284 F2d 239 Heilman v. Ginberg
284 F.2d 239
Louis HEILMAN, Appellant
Louis GINBERG et al., Appellees.
United States Court of Appeals District of Columbia Circuit.
Argued October 24, 1960.
Decided November 17, 1960.
Mr. Carleton U. Edwards, II, Washington, D. C., with whom Mr. Bernard Margolius, Washington, D. C., was on the brief, for appellant. Mr. Ralph H. Deckelbaum, Washington, D. C., also entered an appearance for appellant.
Mr. John E. Powell, Washington, D. C., with whom Mr. David G. Berger, Washington, D. C., was on the brief, for appellees Heilman.
Mr. Alvin L. Newmyer, Washington, D. C., for appellee Ginberg.
Before Mr. Justice REED, retired,* and BASTIAN and BURGER, Circuit Judges.
BURGER, Circuit Judge.
J. Melvin Heilman and his brother, appellant Louis Heilman, each owned one half of all the stock of a corporation engaged in the retail liquor business. They executed an agreement to the effect that upon the death of either, the survivor would be entitled to purchase the decedent's stock at a price governed by a formula set forth in the agreement.1 This is, of course, not an uncommon arrangement in closely held corporations. Thereafter J. Melvin Heilman died; his stock was appraised at approximately $60,000 and the surviving brother, appellant here, tendered performance of the stock purchase agreement. Louis Ginberg and appellant, as executors, then filed in the Probate Court a petition for ratification of the proposed sale of stock to appellant. Decedent's widow and the guardian ad litem of decedent's minor children filed objections on the ground that a conflict of interest existed because of appellee's position as executor and also as purchaser; they also challenged the decedent's competence to execute the stock purchase agreement, which was executed on the same day as decedent's will. Appellant then resigned as executor and was duly released and discharged. Judge Holtzoff, presiding in Motions Court, against this background denied the petition for confirmation of the stock purchase agreement without prejudice to its renewal unless an appropriate action was filed by a given date to set aside the agreement. No such action was filed.

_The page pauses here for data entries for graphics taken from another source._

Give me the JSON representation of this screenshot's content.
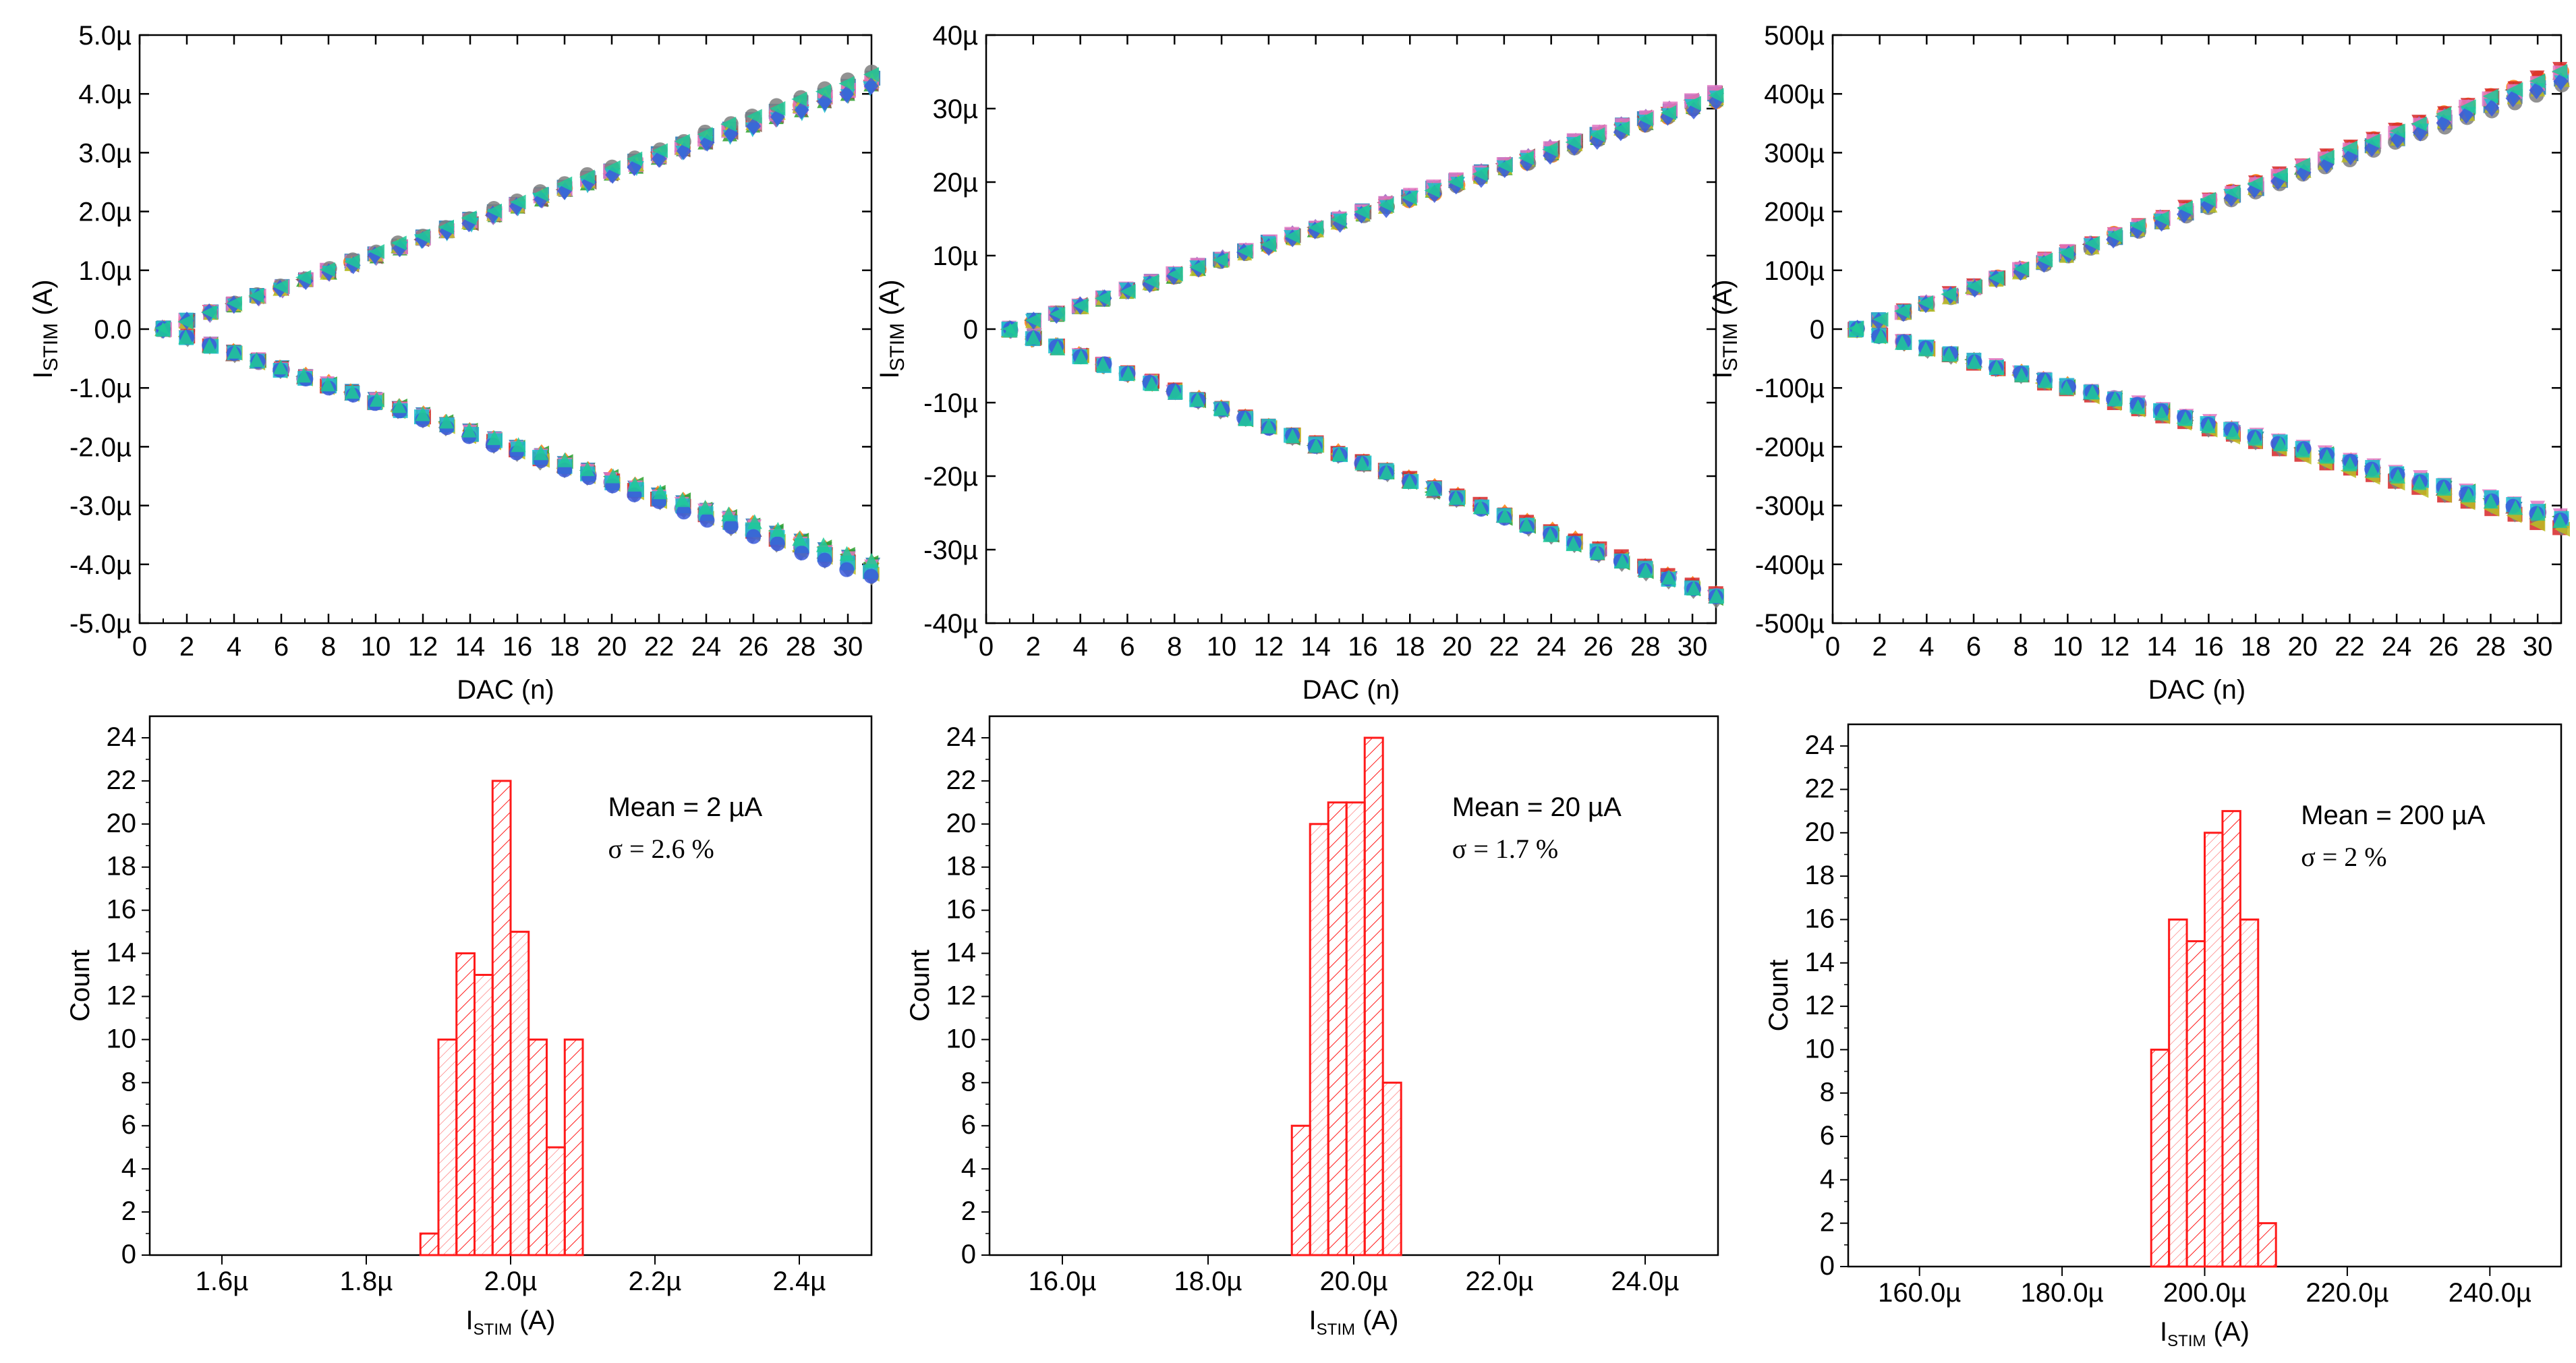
{
  "figure": {
    "charts": [
      {
        "type": "scatter",
        "role": "sweep",
        "xlabel": "DAC (n)",
        "ylabel_main": "I",
        "ylabel_sub": "STIM",
        "ylabel_unit": " (A)",
        "xlim": [
          0,
          31
        ],
        "xticks": [
          0,
          2,
          4,
          6,
          8,
          10,
          12,
          14,
          16,
          18,
          20,
          22,
          24,
          26,
          28,
          30
        ],
        "ylim": [
          -5,
          5
        ],
        "yticks": [
          5,
          4,
          3,
          2,
          1,
          0,
          -1,
          -2,
          -3,
          -4,
          -5
        ],
        "ytick_labels": [
          "5.0µ",
          "4.0µ",
          "3.0µ",
          "2.0µ",
          "1.0µ",
          "0.0",
          "-1.0µ",
          "-2.0µ",
          "-3.0µ",
          "-4.0µ",
          "-5.0µ"
        ],
        "pos_slope": 0.141,
        "neg_slope": -0.136,
        "spread": 0.035,
        "y_units": "µA",
        "channels": "multiple channels, n = 1..31"
      },
      {
        "type": "scatter",
        "role": "sweep",
        "xlabel": "DAC (n)",
        "ylabel_main": "I",
        "ylabel_sub": "STIM",
        "ylabel_unit": " (A)",
        "xlim": [
          0,
          31
        ],
        "xticks": [
          0,
          2,
          4,
          6,
          8,
          10,
          12,
          14,
          16,
          18,
          20,
          22,
          24,
          26,
          28,
          30
        ],
        "ylim": [
          -40,
          40
        ],
        "yticks": [
          40,
          30,
          20,
          10,
          0,
          -10,
          -20,
          -30,
          -40
        ],
        "ytick_labels": [
          "40µ",
          "30µ",
          "20µ",
          "10µ",
          "0",
          "-10µ",
          "-20µ",
          "-30µ",
          "-40µ"
        ],
        "pos_slope": 1.05,
        "neg_slope": -1.22,
        "spread": 0.02,
        "y_units": "µA",
        "channels": "multiple channels, n = 1..31"
      },
      {
        "type": "scatter",
        "role": "sweep",
        "xlabel": "DAC (n)",
        "ylabel_main": "I",
        "ylabel_sub": "STIM",
        "ylabel_unit": " (A)",
        "xlim": [
          0,
          31
        ],
        "xticks": [
          0,
          2,
          4,
          6,
          8,
          10,
          12,
          14,
          16,
          18,
          20,
          22,
          24,
          26,
          28,
          30
        ],
        "ylim": [
          -500,
          500
        ],
        "yticks": [
          500,
          400,
          300,
          200,
          100,
          0,
          -100,
          -200,
          -300,
          -400,
          -500
        ],
        "ytick_labels": [
          "500µ",
          "400µ",
          "300µ",
          "200µ",
          "100µ",
          "0",
          "-100µ",
          "-200µ",
          "-300µ",
          "-400µ",
          "-500µ"
        ],
        "pos_slope": 14.2,
        "neg_slope": -11.0,
        "spread": 0.04,
        "y_units": "µA",
        "channels": "multiple channels, n = 1..31"
      },
      {
        "type": "bar",
        "role": "histogram",
        "xlabel_main": "I",
        "xlabel_sub": "STIM",
        "xlabel_unit": " (A)",
        "ylabel": "Count",
        "xlim": [
          1.5,
          2.5
        ],
        "xticks": [
          1.6,
          1.8,
          2.0,
          2.2,
          2.4
        ],
        "xtick_labels": [
          "1.6µ",
          "1.8µ",
          "2.0µ",
          "2.2µ",
          "2.4µ"
        ],
        "ylim": [
          0,
          25
        ],
        "yticks": [
          0,
          2,
          4,
          6,
          8,
          10,
          12,
          14,
          16,
          18,
          20,
          22,
          24
        ],
        "x_units": "µA",
        "bin_width": 0.025,
        "bin_starts": [
          1.875,
          1.9,
          1.925,
          1.95,
          1.975,
          2.0,
          2.025,
          2.05,
          2.075
        ],
        "counts": [
          1,
          10,
          14,
          13,
          22,
          15,
          10,
          5,
          10
        ],
        "mean_label": "Mean = 2 µA",
        "sigma_label": "σ = 2.6 %"
      },
      {
        "type": "bar",
        "role": "histogram",
        "xlabel_main": "I",
        "xlabel_sub": "STIM",
        "xlabel_unit": " (A)",
        "ylabel": "Count",
        "xlim": [
          15,
          25
        ],
        "xticks": [
          16,
          18,
          20,
          22,
          24
        ],
        "xtick_labels": [
          "16.0µ",
          "18.0µ",
          "20.0µ",
          "22.0µ",
          "24.0µ"
        ],
        "ylim": [
          0,
          25
        ],
        "yticks": [
          0,
          2,
          4,
          6,
          8,
          10,
          12,
          14,
          16,
          18,
          20,
          22,
          24
        ],
        "x_units": "µA",
        "bin_width": 0.25,
        "bin_starts": [
          19.15,
          19.4,
          19.65,
          19.9,
          20.15,
          20.4
        ],
        "counts": [
          6,
          20,
          21,
          21,
          24,
          8
        ],
        "mean_label": "Mean = 20 µA",
        "sigma_label": "σ = 1.7 %"
      },
      {
        "type": "bar",
        "role": "histogram",
        "xlabel_main": "I",
        "xlabel_sub": "STIM",
        "xlabel_unit": " (A)",
        "ylabel": "Count",
        "xlim": [
          150,
          250
        ],
        "xticks": [
          160,
          180,
          200,
          220,
          240
        ],
        "xtick_labels": [
          "160.0µ",
          "180.0µ",
          "200.0µ",
          "220.0µ",
          "240.0µ"
        ],
        "ylim": [
          0,
          25
        ],
        "yticks": [
          0,
          2,
          4,
          6,
          8,
          10,
          12,
          14,
          16,
          18,
          20,
          22,
          24
        ],
        "x_units": "µA",
        "bin_width": 2.5,
        "bin_starts": [
          192.5,
          195,
          197.5,
          200,
          202.5,
          205,
          207.5
        ],
        "counts": [
          10,
          16,
          15,
          20,
          21,
          16,
          2
        ],
        "mean_label": "Mean = 200 µA",
        "sigma_label": "σ = 2 %"
      }
    ]
  },
  "chart_data": [
    {
      "type": "scatter",
      "xlabel": "DAC (n)",
      "ylabel": "ISTIM (A)",
      "x_range": [
        1,
        31
      ],
      "ylim": [
        "-5.0µ",
        "5.0µ"
      ],
      "series": [
        {
          "name": "positive ramp",
          "approx": "0 to +4.4 µA"
        },
        {
          "name": "negative ramp",
          "approx": "0 to -4.2 µA"
        }
      ]
    },
    {
      "type": "scatter",
      "xlabel": "DAC (n)",
      "ylabel": "ISTIM (A)",
      "x_range": [
        1,
        31
      ],
      "ylim": [
        "-40µ",
        "40µ"
      ],
      "series": [
        {
          "name": "positive ramp",
          "approx": "0 to +31 µA"
        },
        {
          "name": "negative ramp",
          "approx": "0 to -36 µA"
        }
      ]
    },
    {
      "type": "scatter",
      "xlabel": "DAC (n)",
      "ylabel": "ISTIM (A)",
      "x_range": [
        1,
        31
      ],
      "ylim": [
        "-500µ",
        "500µ"
      ],
      "series": [
        {
          "name": "positive ramp",
          "approx": "0 to +420 µA"
        },
        {
          "name": "negative ramp",
          "approx": "0 to -330 µA"
        }
      ]
    },
    {
      "type": "bar",
      "title": "Mean = 2 µA, σ = 2.6 %",
      "xlabel": "ISTIM (A)",
      "ylabel": "Count",
      "bins_µA": [
        1.875,
        1.9,
        1.925,
        1.95,
        1.975,
        2.0,
        2.025,
        2.05,
        2.075
      ],
      "counts": [
        1,
        10,
        14,
        13,
        22,
        15,
        10,
        5,
        10
      ]
    },
    {
      "type": "bar",
      "title": "Mean = 20 µA, σ = 1.7 %",
      "xlabel": "ISTIM (A)",
      "ylabel": "Count",
      "bins_µA": [
        19.15,
        19.4,
        19.65,
        19.9,
        20.15,
        20.4
      ],
      "counts": [
        6,
        20,
        21,
        21,
        24,
        8
      ]
    },
    {
      "type": "bar",
      "title": "Mean = 200 µA, σ = 2 %",
      "xlabel": "ISTIM (A)",
      "ylabel": "Count",
      "bins_µA": [
        192.5,
        195,
        197.5,
        200,
        202.5,
        205,
        207.5
      ],
      "counts": [
        10,
        16,
        15,
        20,
        21,
        16,
        2
      ]
    }
  ],
  "palette": {
    "series": [
      "#1f77b4",
      "#ff7f0e",
      "#2ca02c",
      "#d62728",
      "#9467bd",
      "#8c564b",
      "#e377c2",
      "#7f7f7f",
      "#bcbd22",
      "#17becf",
      "#3b5bdb",
      "#20c997",
      "#6f42c1",
      "#f06595",
      "#5c940d"
    ],
    "histogram": "#ff1a1a"
  }
}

The sole remaining executor, Louis Ginberg, then filed a supplemental petition which reported the developments to the Probate Court and asked for instructions. Thereafter the District Court in special term as Probate Court purported to instruct the executor with respect to performance of the contract and appellant seeks review of that order, contending (1) the Probate Court had no jurisdiction to pass on the validity or the effect of the contract; (2) that the order of the Probate Court is not binding on appellant since he was not a party to the proceeding.
It is clear that whatever its terms, the order in the probate proceedings constitutes nothing more than instructions to the executor; it is not binding on appellant and it does not affect his rights under the stock purchase agreement. The Probate Court, of course, had no jurisdiction to make any order affecting appellant's rights under the stock purchase agreement. The order appealed from need not be read as going beyond instructing the executor as to what steps he was to take. That order does not inhibit appellant in any claim he may assert and the appropriate court having jurisdiction is free to construe the contract in any action instituted to enforce rights under that contract.2 So construed the order appealed from is not one which adversely affects appellant.

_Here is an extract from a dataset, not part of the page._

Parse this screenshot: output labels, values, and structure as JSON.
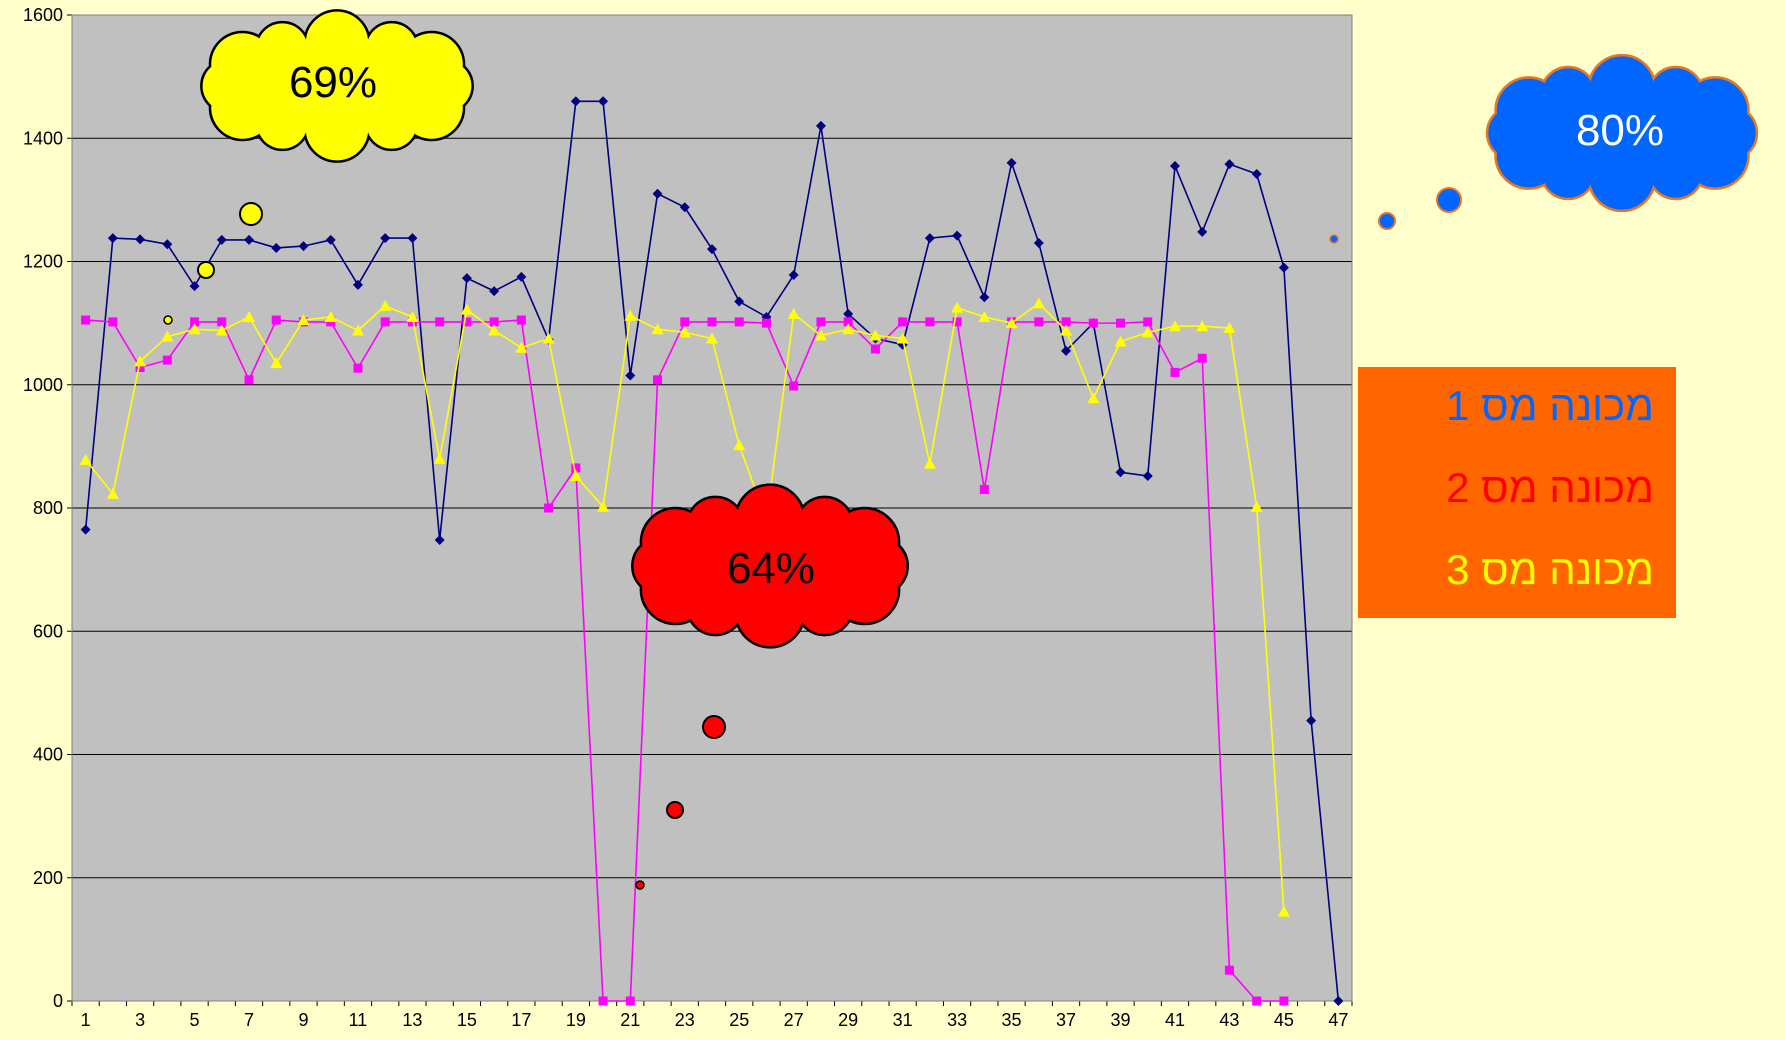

Since appellant was not a party to the proceeding or in any way subject to the jurisdiction of the Probate Court, he had no right to appeal. Fed.R.Civ.P. rule 73 (a), 28 U.S.C.A.; United States v. Seigel, 1948, 83 U.S.App.D.C. 88, 168 F.2d 143; Barksdale v. Morgan, 1910, 34 App. D.C. 549.
Sitting by designation pursuant to the provisions of 28 U.S.C. § 294(a)
The stock purchase agreement provides, among other things, for an option in favor of one of decedent's sons, effective under conditions not relevant to our disposition of this appeal. The claims advanced by decedent's son present a contest as between the son and the appellant over the right to acquire decedent's 50% stock interest
Appellee freely concedes that the order in question didnot adjudicate appellant's rights under the contract but was simply a direction to the executor.